January 1, 1970 (Vol. , No. )

Kevin Ahern

That cancer cells consume glucose at a higher rate than normal cells has been known for over 75 years. The Nobel Prize winning chemist, Otto Warburg, discovered the phenomenon that bears his name and he even thought it was the cause of cancer. We know now, of course, that mutation is. Pieces of the puzzle of how cancer cells reach such a high state of glucose oxidation have been slowly revealed over the years. Many cancer cells, for example, are known to have enhanced production (compared to normal cells) of cellular receptors that import glucose. Now, it appears, another significant player in the cancer scheme has been identified and it may help tie up several loose ends. As reported by a team led by Lewis Cantley in the most recent edition of Nature, the enzyme known as pyruvate kinase catalyzes the last step in the process of glycolysis (breakdown of glucose) and it appears that cancer cells predominantly use a form, known as PKM2, that normal adult cells do not use (but fetal cells do, interestingly). Further, when cancer cells are forced by deletion of PKM2 to use the pyruvate kinase of normal cells, their growth is curbed. More importantly, when cancer cells lacking PKM2 were injected back into mice, they appeared to have a significantly reduced ability to form tumors. PKM2, thus, may be important for the high metabolic use of glucose in cancer cells.

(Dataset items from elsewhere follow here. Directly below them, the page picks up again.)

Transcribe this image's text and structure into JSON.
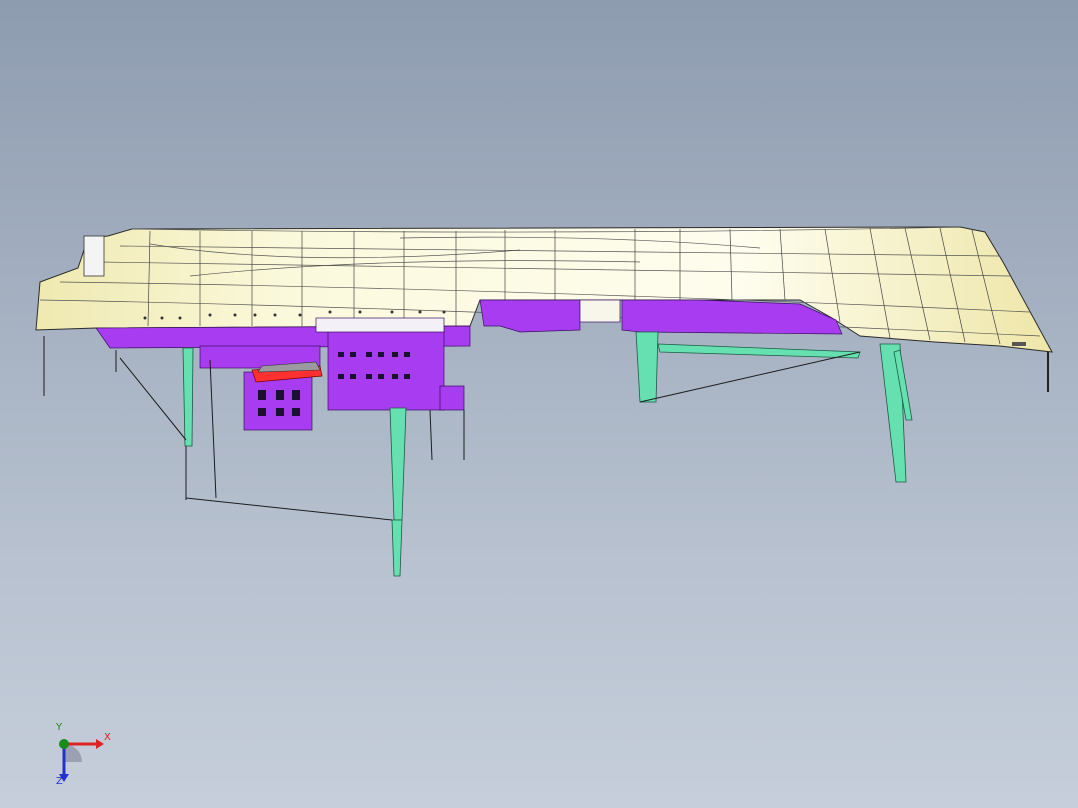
{
  "viewport": {
    "background_top": "#8e9cb0",
    "background_bottom": "#c6cedb"
  },
  "model": {
    "hull_color": "#fdfce8",
    "hull_edge_color": "#2a2a2a",
    "superstructure_color": "#a83cf0",
    "crane_color": "#66e0b0",
    "boom_color": "#ff3030"
  },
  "triad": {
    "x_label": "X",
    "y_label": "Y",
    "z_label": "Z",
    "x_color": "#d22",
    "y_color": "#1a8a1a",
    "z_color": "#2233cc"
  }
}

Interestingly, a compound, known as DCA, which is known to regulate the enzyme that regulates pyruvate kinase is under investigation as an anti-cancer agent and may play a role in this system.



Note – DCA is NOT approved by the FDA for any treatments of any kind and is a dangerous compound. It is illegal to sell DCA and it should never be taken outside of FDA-approved clinical trials.